Any increase in the UK’s nuclear arsenal will benefit US defence giant Lockheed Martin (US:LMT) which manufactures the Trident II D5 ballistic missiles. At present, they are carried on Vanguard Class submarines, although, as previously announced, these are being replaced by four Dreadnought Class vessels that are being constructed by BAE Systems (BA.), with nuclear propulsion systems from Rolls-Royce (RR.) and other key components from Babcock (BAB). Difficult trade-offs ahead
With more money being spent on nuclear weapons, that likely means that savings will have to be found elsewhere. While the government did unveil a GBP16.5bn boost to the defence budget back in November, there will undoubtedly be trade-offs as efforts to modernise the military and introduce “cutting-edge technology” will require scaling back some traditional capabilities. That’s before accounting for a potential GBP17.4bn black hole in the Ministry of Defence’s (MoD) 10-year equipment plan through to 2030, which the House of Commons Public Accounts Committee has warned could wipe out the benefit of additional funding.
In a report released last week, the committee also pointed to an extra GBP20bn of cost pressures to develop future capabilities and accused the MoD of being “over-optimistic” about potential efficiency savings. The Commons Defence Committee has been similarly scathing in its assessment of the MoD, with a report published just a day before the Integrated Review decrying “bureaucratic procrastination, military indecision, financial mismanagement and general ineptitude” over the past two decades. It concluded that the army’s fleet of armoured fighting vehicles is facing “mass obsolescence” and requires significant funding to be upgraded.

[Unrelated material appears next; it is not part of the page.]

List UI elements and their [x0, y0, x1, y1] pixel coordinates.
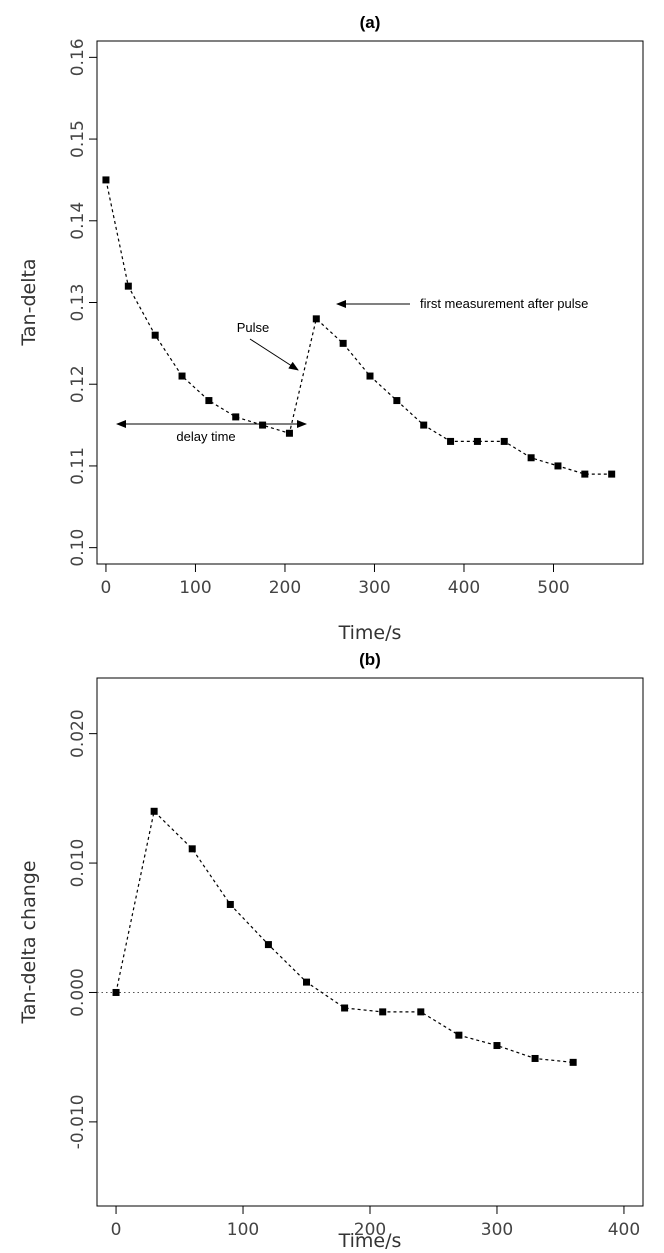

But, as the Integrated Review has reiterated, defence spending will pivot towards domains associated with the digital age, such as space and cyber warfare. Indeed, GBP6.6bn will be invested in next-generation research and development to deliver “an enduring military edge in areas including space, directed energy weapons, and advanced high-speed missiles”. Professor Peter Roberts, director of military science at the Royal United Services Institute (RUSI), has cautioned that these modernisation efforts shouldn’t be overstated. “Allies and competitors made such big bets 5 years ago,” says Roberts. “This review would have therefore been excellent if delivered in 2016.
Today? Worryingly behind the times.” A waiting game
The review largely rehashed earlier promises on defence, as details on specific cuts and investments are set to be revealed when the Defence Command Paper is published on 22 March. BAE is the most exposed to cutbacks on expensive platforms and there are reports that the UK will scale back its planned purchases of the F-35 fighter jet. But the group is integral to the Tempest programme and will benefit from Boris Johnson’s promised “renaissance of British shipbuilding”, in particular the commitment to add eight Type 26 frigates to the UK’s naval fleet.
Meanwhile, preparing for the battlefields of the future should bode well for Cohort (CHRT) and Ultra Electronics (ULE) given their expertise in electronic warfare and cybersecurity solutions, and QinetiQ‘s (QQ.) testing, training and evaluation services should remain important as the MoD adopts new technology.
Still, all British defence companies should gain from the shift towards self-sufficiency, focusing on domestic industrial capability to fulfil the UK’s technology requirements.
The championing of national expertise is part of the government’s wider agenda of levelling up the country and reinforcing the union.